As with any law, the public should take an active interest in its development and in its implementation by participating in a dialogue with its proponents and communicating their opinion to their elected representatives via correspondence, telephone calls, or testimony before legislative committees.
Question #2 The Nature of Law
During Texas 84th legislative session State Representative Mark Keough introduced HB 3184 a bill seeking to import the civil law process of mediation into criminal law. The law applied to some first time misdemeanor and felony offenders. The bill passed though the legislative process but failed to become law on veto by Governor Greg Abbott who stated “Making amends with the victim of a crime does not absolve the criminal of his legal debt to the State.”
Do you agree with the Governor? What is the purpose of law from your point of view as a Legislative/Judicial/ Law Enforcement official?

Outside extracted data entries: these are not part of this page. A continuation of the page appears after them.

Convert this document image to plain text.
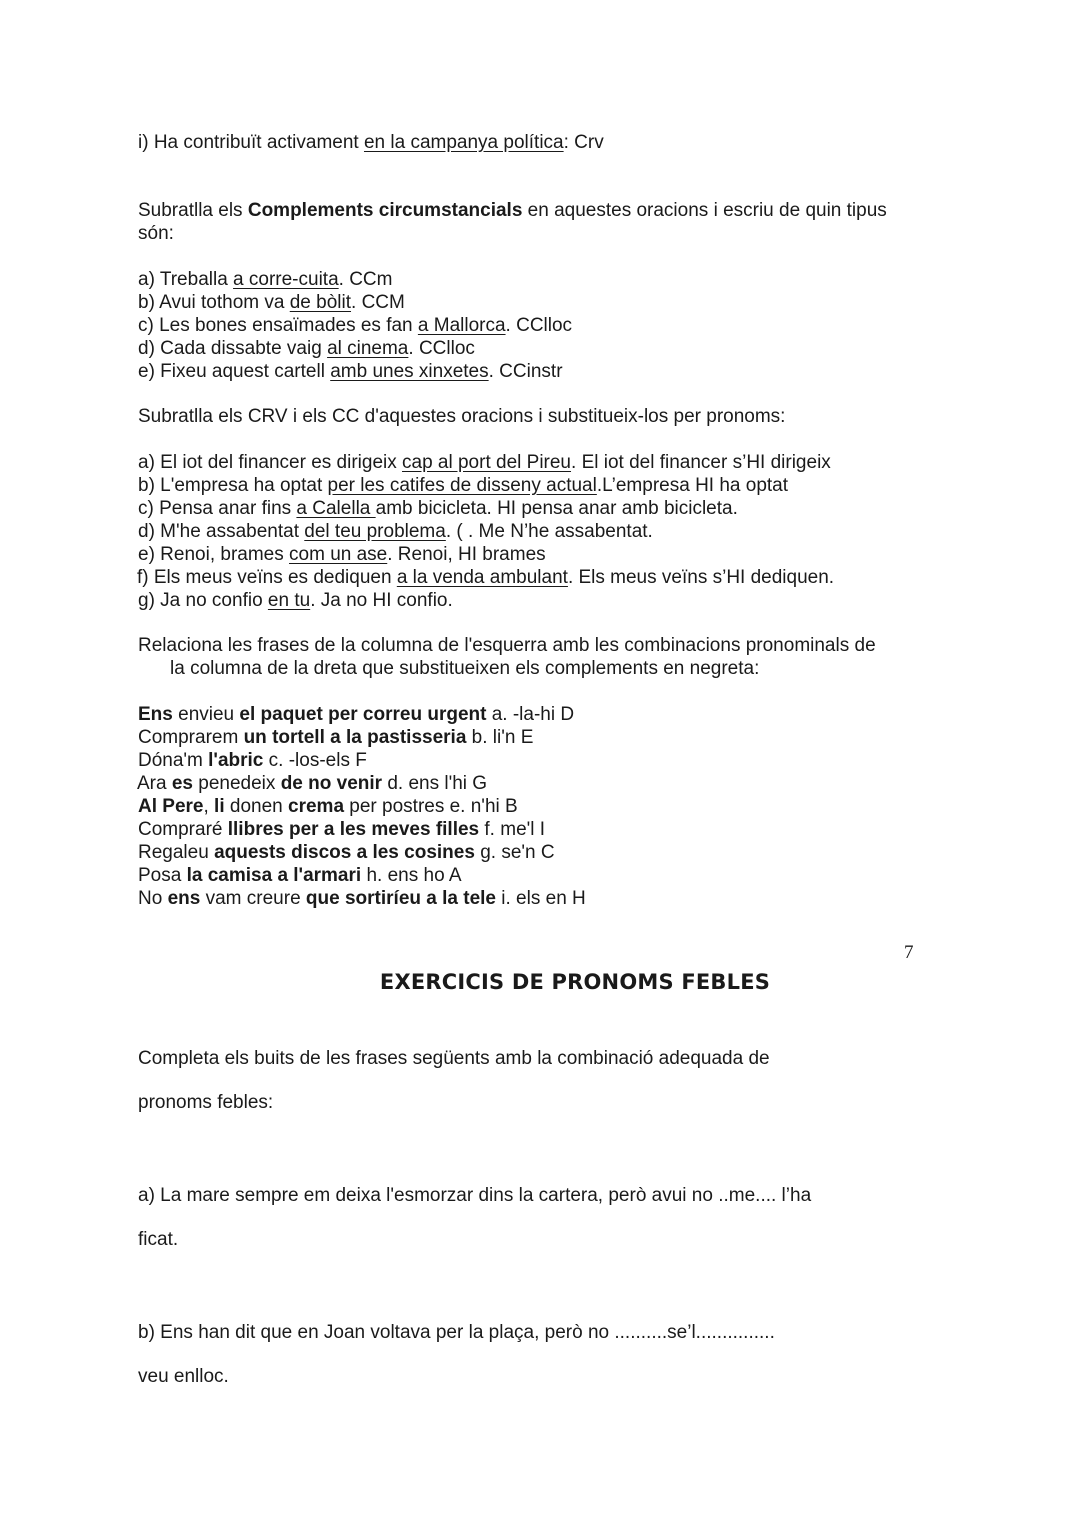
i) Ha contribuït activament en la campanya política: Crv
Subratlla els Complements circumstancials en aquestes oracions i escriu de quin tipus
són:
a) Treballa a corre-cuita. CCm
b) Avui tothom va de bòlit. CCM
c) Les bones ensaïmades es fan a Mallorca. CClloc
d) Cada dissabte vaig al cinema. CClloc
e) Fixeu aquest cartell amb unes xinxetes. CCinstr
Subratlla els CRV i els CC d'aquestes oracions i substitueix-los per pronoms:
a) El iot del financer es dirigeix cap al port del Pireu. El iot del financer s’HI dirigeix
b) L'empresa ha optat per les catifes de disseny actual.L’empresa HI ha optat
c) Pensa anar fins a Calella amb bicicleta. HI pensa anar amb bicicleta.
d) M'he assabentat del teu problema. ( . Me N’he assabentat.
e) Renoi, brames com un ase. Renoi, HI brames
f) Els meus veïns es dediquen a la venda ambulant. Els meus veïns s’HI dediquen.
g) Ja no confio en tu. Ja no HI confio.
Relaciona les frases de la columna de l'esquerra amb les combinacions pronominals de
la columna de la dreta que substitueixen els complements en negreta:
Ens envieu el paquet per correu urgent a. -la-hi D
Comprarem un tortell a la pastisseria b. li'n E
Dóna'm l'abric c. -los-els F
Ara es penedeix de no venir d. ens l'hi G
Al Pere, li donen crema per postres e. n'hi B
Compraré llibres per a les meves filles f. me'l I
Regaleu aquests discos a les cosines g. se'n C
Posa la camisa a l'armari h. ens ho A
No ens vam creure que sortiríeu a la tele i. els en H
7
EXERCICIS DE PRONOMS FEBLES
Completa els buits de les frases següents amb la combinació adequada de
pronoms febles:
a) La mare sempre em deixa l'esmorzar dins la cartera, però avui no ..me.... l’ha
ficat.
b) Ens han dit que en Joan voltava per la plaça, però no ..........se’l...............
veu enlloc.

Who is it intended to protect?
What should be the role or effect of private judging companies (such as JudicialArbitration and Mediation Service) in the judicial or incarceration system?
(answer should be based on elected office sought.)
Answer Question #2
I believe that the law is designed with the goal of funneling first-time offenders into a program that would provide restitution for the complainant but diminish the effect of a conviction on the defendant’s criminal history.

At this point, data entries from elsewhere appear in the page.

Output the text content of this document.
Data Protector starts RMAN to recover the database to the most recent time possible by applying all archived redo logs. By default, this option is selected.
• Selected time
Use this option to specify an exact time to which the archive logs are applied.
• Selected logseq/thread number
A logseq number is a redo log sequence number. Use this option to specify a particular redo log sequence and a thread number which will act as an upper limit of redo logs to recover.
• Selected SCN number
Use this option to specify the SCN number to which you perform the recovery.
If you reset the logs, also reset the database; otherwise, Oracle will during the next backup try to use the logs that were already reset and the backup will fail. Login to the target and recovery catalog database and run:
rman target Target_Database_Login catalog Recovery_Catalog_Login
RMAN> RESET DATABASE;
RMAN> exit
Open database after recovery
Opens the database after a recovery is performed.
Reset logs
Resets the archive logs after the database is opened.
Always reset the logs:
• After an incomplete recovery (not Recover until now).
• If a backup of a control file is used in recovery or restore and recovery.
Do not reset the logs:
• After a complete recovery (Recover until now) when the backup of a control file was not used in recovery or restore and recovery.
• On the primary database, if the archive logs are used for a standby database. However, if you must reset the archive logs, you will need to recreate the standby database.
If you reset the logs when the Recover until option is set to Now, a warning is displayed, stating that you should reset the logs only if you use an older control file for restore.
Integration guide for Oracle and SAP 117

It appears to permit a county to establish a specific office to supervise pretrial diversions, which are already a part of our system. Pretrial diversions are simply defined as extra-judicial contracts between the State and the defense whereby the State agrees to withhold prosecution in exchange for an apology and restitution and a period of good behavior.

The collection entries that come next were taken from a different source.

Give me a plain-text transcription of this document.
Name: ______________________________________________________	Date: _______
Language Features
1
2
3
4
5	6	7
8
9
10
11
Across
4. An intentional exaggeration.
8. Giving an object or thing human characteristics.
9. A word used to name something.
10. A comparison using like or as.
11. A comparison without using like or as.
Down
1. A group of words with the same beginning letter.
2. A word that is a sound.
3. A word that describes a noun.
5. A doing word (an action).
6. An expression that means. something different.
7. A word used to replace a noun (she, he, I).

In Montgomery County, defendants on pretrial diversions are supervised by the Montgomery County Department of Community Supervision and Corrections by the imposition of ancillary conditions of bond. The law appears to be designed to benefit both the complainant and the defendant, which is an admirable goal. Because it would be an automatic referral, it might also have the effect of reducing the backlog of non-violent first-time offenders out of an crowded court system, another admirable goal. But, the complainant is not a party in criminal cases. Criminal cases are brought by the State against the defendant. Accordingly, I am inclined to agree with the governor. It is the prosecutor that has the discretion to prosecute, not the complainant. It is not unusual for a complainant to desire to drop criminal charges but for the prosecutor to persist over the complainant’s objection, and for the exact reason the governor describes.
Our Texas and U.S. Constitutions provide that criminal defendants are entitled to jury trials at all levels of our criminal justice system. Requiring binding mediation or binding arbitration would be an impediment to criminal defendant’s exercising that right, and I would not support it, though HB 3184 does not appear to do that.
Question #1 Civil Asset Forfeiture.
Texas Supreme Court Justice Don Willett said “A generation ago in America, asset forfeiture was limited to wresting ill-gotten gains from violent criminals. Today, it has a distinctive ‘Alice in Wonderland’ flavor, victimizing innocent citizens who’ve done nothing wrong.”
Candidate Answer #1
As a judicial candidate, I cannot comment on how my view of civil asset forfeitures would affect my decisions in the 9th District Court. The rules of judicial ethics prohibit me from opining on how I would decide cases that are likely to come before the court. However, improper civil asset forfeiture should be prosecuted under Texas Penal Code Section 39.03, which covers official oppression.